Your notes.md captures what you found interesting. LLMs treat these notes as the primary signal, using transcripts only for context and direct quotes.
Tools that work:
- Notion AI
- Cursor
- Claude Code + local files
- Windsurf
The specific tool matters less than the structure you use. Clear organization and explicit signals produce better outputs.
LLM’s excel at tasks like compiling digestible pre-reads from your qualitative data, surfacing patterns across interviews, and pulling exact quotes corresponding to the specific opportunities or pain points you’re looking to ideate solutions for. However, you still need to identify what matters, and critically check the output.
Phase 3: Generate ideas (solo, then amplified)
Teresa Torres, a leading product discovery coach, frequently cites the research that individuals working alone tend to generate more diverse ideas than groups brainstorming together. Six people ideating solo for an hour consistently outperform six people in a room.
I design ideation sessions around that insight.
The process I use:
- Every participant blocks at least two hours for solo ideation
- Generate your first five to 10 ideas without AI
- Only then introduce an LLM to:
- Challenge assumptions and surface gaps in reasoning
- Suggest adjacent approaches that may have been overlooked
- Generate variations on the strongest themes
Setting up your LLM subagent:
Dedicated LLM subagents work well here because ideation is a recurring task that benefits from persistent context.
I help teams create ideation agents with:
- Full business and product context from the prerequisites phase
- Access to customer research artifacts
- Explicit evaluation criteria, such as what matters most: impact, confidence, effort, or risk
The clearer the guidance, the better the output.
This isn’t a general-purpose LLM. It’s a junior (slightly unreliable, but funky) team member who’s been working at your company for years.
Ideation agent in practice:
In the video below, I explain how I built and use my ideation subagent. It can run as a standalone agent that outputs a text file or by a Claude code in a multi-step workflow:
You can fork the agent for yourself here.
Phase 4: Evaluate and select
In the final phase, bring your team together to evaluate, converge, and decide what to test next. I find the following three exercises effective.

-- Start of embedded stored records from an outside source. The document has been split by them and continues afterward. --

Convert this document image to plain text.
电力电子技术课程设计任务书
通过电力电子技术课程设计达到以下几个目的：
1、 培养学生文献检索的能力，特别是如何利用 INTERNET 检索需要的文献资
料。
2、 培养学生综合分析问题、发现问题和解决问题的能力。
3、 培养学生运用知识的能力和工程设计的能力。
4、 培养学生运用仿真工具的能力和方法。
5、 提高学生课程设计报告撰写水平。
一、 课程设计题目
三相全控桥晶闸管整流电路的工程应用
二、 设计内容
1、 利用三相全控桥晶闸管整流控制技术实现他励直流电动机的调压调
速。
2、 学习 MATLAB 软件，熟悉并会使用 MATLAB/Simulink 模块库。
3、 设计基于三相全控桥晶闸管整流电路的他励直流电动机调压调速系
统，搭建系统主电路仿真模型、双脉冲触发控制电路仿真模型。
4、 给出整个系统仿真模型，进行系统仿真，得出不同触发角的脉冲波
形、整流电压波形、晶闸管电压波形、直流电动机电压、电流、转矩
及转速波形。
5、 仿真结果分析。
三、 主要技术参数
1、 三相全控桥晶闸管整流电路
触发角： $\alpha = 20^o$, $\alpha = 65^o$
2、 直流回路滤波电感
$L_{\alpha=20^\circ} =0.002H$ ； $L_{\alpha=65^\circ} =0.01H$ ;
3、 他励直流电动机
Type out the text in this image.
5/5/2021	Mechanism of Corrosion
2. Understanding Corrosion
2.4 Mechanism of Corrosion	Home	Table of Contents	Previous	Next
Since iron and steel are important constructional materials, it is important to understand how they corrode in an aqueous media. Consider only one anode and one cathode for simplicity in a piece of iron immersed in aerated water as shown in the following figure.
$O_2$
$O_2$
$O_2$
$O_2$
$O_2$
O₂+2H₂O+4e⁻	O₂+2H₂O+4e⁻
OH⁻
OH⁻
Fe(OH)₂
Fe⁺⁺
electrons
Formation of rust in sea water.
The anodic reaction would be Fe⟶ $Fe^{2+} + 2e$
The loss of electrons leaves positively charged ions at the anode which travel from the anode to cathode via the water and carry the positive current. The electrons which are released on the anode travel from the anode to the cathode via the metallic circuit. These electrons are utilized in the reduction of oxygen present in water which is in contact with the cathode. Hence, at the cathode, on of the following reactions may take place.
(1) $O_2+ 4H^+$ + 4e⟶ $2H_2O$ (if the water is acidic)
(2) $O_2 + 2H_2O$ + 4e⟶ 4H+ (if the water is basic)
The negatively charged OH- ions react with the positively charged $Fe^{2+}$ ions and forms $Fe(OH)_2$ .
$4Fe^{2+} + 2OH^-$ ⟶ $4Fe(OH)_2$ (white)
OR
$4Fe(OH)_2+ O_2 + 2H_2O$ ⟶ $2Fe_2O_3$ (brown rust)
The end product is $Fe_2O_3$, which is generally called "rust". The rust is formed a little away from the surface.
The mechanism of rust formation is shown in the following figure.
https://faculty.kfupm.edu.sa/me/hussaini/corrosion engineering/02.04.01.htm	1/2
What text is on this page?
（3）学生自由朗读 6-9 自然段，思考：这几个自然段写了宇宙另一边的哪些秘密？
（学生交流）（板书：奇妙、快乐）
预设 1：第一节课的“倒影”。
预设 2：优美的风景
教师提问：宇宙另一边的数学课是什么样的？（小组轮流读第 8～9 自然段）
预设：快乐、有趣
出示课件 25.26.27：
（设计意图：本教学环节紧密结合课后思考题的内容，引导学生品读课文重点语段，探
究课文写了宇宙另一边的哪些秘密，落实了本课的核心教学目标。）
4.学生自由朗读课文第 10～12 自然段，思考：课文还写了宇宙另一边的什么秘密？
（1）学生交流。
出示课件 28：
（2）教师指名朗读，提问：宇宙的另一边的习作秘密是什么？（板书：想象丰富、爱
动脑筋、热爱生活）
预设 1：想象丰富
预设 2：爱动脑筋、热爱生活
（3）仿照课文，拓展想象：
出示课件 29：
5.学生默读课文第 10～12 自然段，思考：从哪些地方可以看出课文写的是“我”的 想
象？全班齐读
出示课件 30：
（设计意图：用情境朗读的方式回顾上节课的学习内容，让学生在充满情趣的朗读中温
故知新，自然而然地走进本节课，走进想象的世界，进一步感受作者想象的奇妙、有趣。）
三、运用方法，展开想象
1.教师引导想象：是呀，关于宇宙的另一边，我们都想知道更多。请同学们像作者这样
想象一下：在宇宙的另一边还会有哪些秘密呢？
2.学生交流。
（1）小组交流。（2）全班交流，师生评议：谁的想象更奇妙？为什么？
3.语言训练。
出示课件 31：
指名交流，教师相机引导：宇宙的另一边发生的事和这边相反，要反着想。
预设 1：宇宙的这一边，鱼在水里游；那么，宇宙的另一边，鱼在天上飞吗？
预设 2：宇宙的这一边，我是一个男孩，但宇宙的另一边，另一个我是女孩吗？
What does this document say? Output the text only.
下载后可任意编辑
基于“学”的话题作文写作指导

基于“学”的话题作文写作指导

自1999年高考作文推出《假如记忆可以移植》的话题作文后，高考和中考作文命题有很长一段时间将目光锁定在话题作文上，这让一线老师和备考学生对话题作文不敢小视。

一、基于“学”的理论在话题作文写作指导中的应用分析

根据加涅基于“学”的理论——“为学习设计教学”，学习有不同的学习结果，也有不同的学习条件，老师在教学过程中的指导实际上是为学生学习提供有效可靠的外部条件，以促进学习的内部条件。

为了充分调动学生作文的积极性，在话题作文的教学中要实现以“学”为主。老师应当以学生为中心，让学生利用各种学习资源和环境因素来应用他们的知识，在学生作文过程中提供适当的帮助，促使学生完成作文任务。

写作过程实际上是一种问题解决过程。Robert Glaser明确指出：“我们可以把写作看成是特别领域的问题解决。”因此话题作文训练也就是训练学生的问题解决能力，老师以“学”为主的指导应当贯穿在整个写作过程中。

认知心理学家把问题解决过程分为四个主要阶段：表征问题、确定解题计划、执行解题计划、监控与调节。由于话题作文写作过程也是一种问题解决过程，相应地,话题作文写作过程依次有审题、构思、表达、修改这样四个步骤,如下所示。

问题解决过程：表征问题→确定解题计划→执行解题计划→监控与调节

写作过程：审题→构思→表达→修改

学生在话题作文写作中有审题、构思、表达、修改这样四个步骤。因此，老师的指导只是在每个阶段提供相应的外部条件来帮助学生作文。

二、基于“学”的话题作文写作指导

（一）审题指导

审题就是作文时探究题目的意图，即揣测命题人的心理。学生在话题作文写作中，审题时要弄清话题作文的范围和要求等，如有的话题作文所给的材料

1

Comparison and clustering:
Start with one person presenting their ideas. Anyone with a similar idea briefly shares theirs so the group can determine whether they’re truly the same or meaningfully different. This step often generates new ideas as themes emerge and gaps become obvious.
Dot voting:
Give each person three dots. They can stack all three on one option or spread them across multiple ideas. And remember, this isn’t life or death. You’re not choosing what to build, you’re choosing what to test.
The LLM check:
Add an LLM “voter” that has the same context as the team. Ask it to rank the top options and explain its reasoning. If it disagrees with the group’s consensus, treat that as a prompt to inspect assumptions, missing constraints, or unclear evaluation criteria.
Implementation checklist
When you implement an LLM subagent, review this checklist with your team to ensure it sets you up for the highest quality outputs:
- A dedicated project space containing full business and product context
- Access to a complete, well-structured customer research repository
- Explicit evaluation criteria grounded in your product principles
- Clear instructions to challenge assumptions, not simply validate ideas
- Examples of past successes and failures from your specific context
Treat this checklist as a baseline. Skipping these steps increases the likelihood of an output that lacks real product judgment.
Final thoughts
LLMs amplify whatever you feed them. When you feed them shallow or incoherent thinking, you end up scaling poor thinking. But when you feed them structured thinking, clear context, and lots and lots of human judgment, they can become force multipliers.
That’s what showed up in the opening example. The top three teams didn’t succeed because they used less AI. They succeeded because they relied on their own judgment first and then used AI to sharpen it.